Su lógica funciona así: Con todo y reforma energética, Pemex es el único que importa gasolina y en la petrolera privilegiarán el surtido de aquellas gasolineras con su imagen. No lo limitarán a éstas. Simplemente van primero.

Ir primero en un país en el que la gasolina es escasa es importante.

Hasta el momento no hay empresa privada que importe gasolina. Difícilmente la habrá, me dicen expertos en el tema.

La Secretaría de Hacienda interviene frecuentemente en las reglas de precios, lo que resta certidumbre. La única que aguanta esa incertidumbre es Pemex.

Bajo las reglas de este año, además, no sale, me dicen quienes podrían importarla. “Yo puedo ponerla en Monterrey a casi ocho pesos, comprándola en Texas.

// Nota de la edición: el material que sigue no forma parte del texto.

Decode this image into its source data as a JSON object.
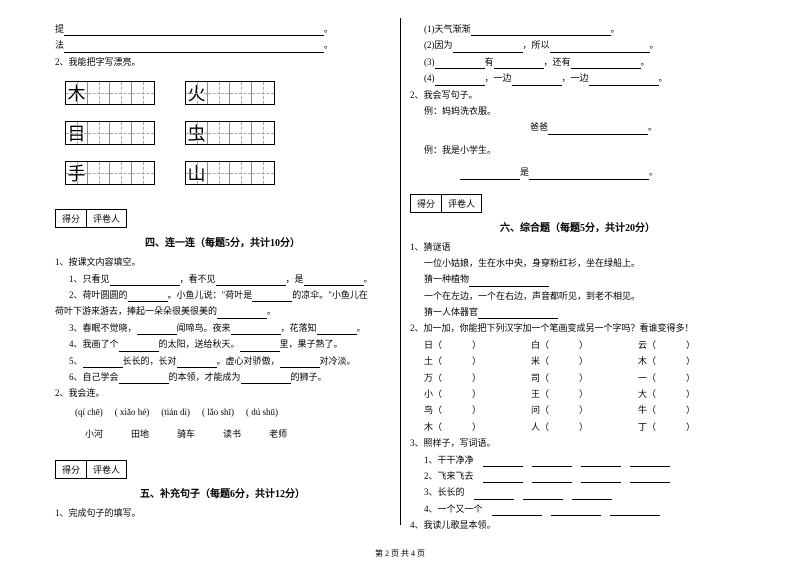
{
  "left": {
    "ti": "提",
    "fa": "法",
    "q2": "2、我能把字写漂亮。",
    "chars": [
      "木",
      "火",
      "目",
      "虫",
      "手",
      "山"
    ],
    "scorebox": {
      "score": "得分",
      "grader": "评卷人"
    },
    "sec4_title": "四、连一连（每题5分，共计10分）",
    "q1": "1、按课文内容填空。",
    "q1_1": "1、只看见",
    "q1_1b": "，看不见",
    "q1_1c": "，是",
    "q1_2": "2、荷叶圆圆的",
    "q1_2b": "。小鱼儿说：\"荷叶是",
    "q1_2c": "的凉伞。\"小鱼儿在",
    "q1_2d": "荷叶下游来游去，捧起一朵朵很美很美的",
    "q1_3": "3、春眠不觉晓，",
    "q1_3b": "闻啼鸟。夜来",
    "q1_3c": "，花落知",
    "q1_4": "4、我画了个",
    "q1_4b": "的太阳，送给秋天。",
    "q1_4c": "里，果子熟了。",
    "q1_5": "5、",
    "q1_5b": "长长的，长对",
    "q1_5c": "。虚心对骄傲，",
    "q1_5d": "对冷淡。",
    "q1_6": "6、自己学会",
    "q1_6b": "的本领，才能成为",
    "q1_6c": "的狮子。",
    "q2b": "2、我会连。",
    "pinyin": [
      "(qí chē)",
      "( xiǎo hé)",
      "(tián dì)",
      "( lǎo shī)",
      "( dú shū)"
    ],
    "words": [
      "小河",
      "田地",
      "骑车",
      "读书",
      "老师"
    ],
    "sec5_title": "五、补充句子（每题6分，共计12分）",
    "q5_1": "1、完成句子的填写。"
  },
  "right": {
    "r1": "(1)天气渐渐",
    "r2a": "(2)因为",
    "r2b": "，所以",
    "r3a": "(3)",
    "r3b": "有",
    "r3c": "，还有",
    "r4a": "(4)",
    "r4b": "，一边",
    "r4c": "，一边",
    "q2": "2、我会写句子。",
    "ex1": "例：妈妈洗衣服。",
    "ex1b": "爸爸",
    "ex2": "例：我是小学生。",
    "ex2b": "是",
    "scorebox": {
      "score": "得分",
      "grader": "评卷人"
    },
    "sec6_title": "六、综合题（每题5分，共计20分）",
    "q1": "1、猜谜语",
    "q1_a": "一位小姑娘，生在水中央，身穿粉红衫，坐在绿船上。",
    "q1_b": "猜一种植物",
    "q1_c": "一个在左边，一个在右边，声音都听见，到老不相见。",
    "q1_d": "猜一人体器官",
    "q2r": "2、加一加，你能把下列汉字加一个笔画变成另一个字吗？看谁变得多！",
    "chars_table": [
      [
        "日（",
        "）",
        "白（",
        "）",
        "云（",
        "）"
      ],
      [
        "土（",
        "）",
        "米（",
        "）",
        "木（",
        "）"
      ],
      [
        "万（",
        "）",
        "司（",
        "）",
        "一（",
        "）"
      ],
      [
        "小（",
        "）",
        "王（",
        "）",
        "大（",
        "）"
      ],
      [
        "鸟（",
        "）",
        "问（",
        "）",
        "牛（",
        "）"
      ],
      [
        "木（",
        "）",
        "人（",
        "）",
        "丁（",
        "）"
      ]
    ],
    "q3": "3、照样子，写词语。",
    "q3_1": "1、干干净净",
    "q3_2": "2、飞来飞去",
    "q3_3": "3、长长的",
    "q3_4": "4、一个又一个",
    "q4": "4、我读儿歌显本领。"
  },
  "footer": "第 2 页 共 4 页"
}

A eso, sumando impuestos y la utilidad, el precio de venta debería ser de 16 pesos”, eso está por arriba del precio actual en bomba.

En Pemex, curiosamente, la lógica empieza a cambiar también. “Si ya no somos los únicos que tenemos el mercado, ¿por qué nos obligan a surtirlo?” me cuestiona un directivo aludiendo a la responsabilidad del gobierno de motivar inversiones en producción y venta de gasolinas.

Así opera hoy un negocio petrolero controlado por expertos en finanzas.

Así recibiremos el cambio de administración en Estados Unidos, nuestro principal proveedor, en donde no les faltan armas para negociar. El Tratado de Libre Comercio de Norteamérica no incluyó las gasolinas y si alguien quiere establecer un impuesto a la exportación del combustible, acá no tendremos muchas opciones. Pagaremos a lo que sea, antes de parar al país por falta de gasolina.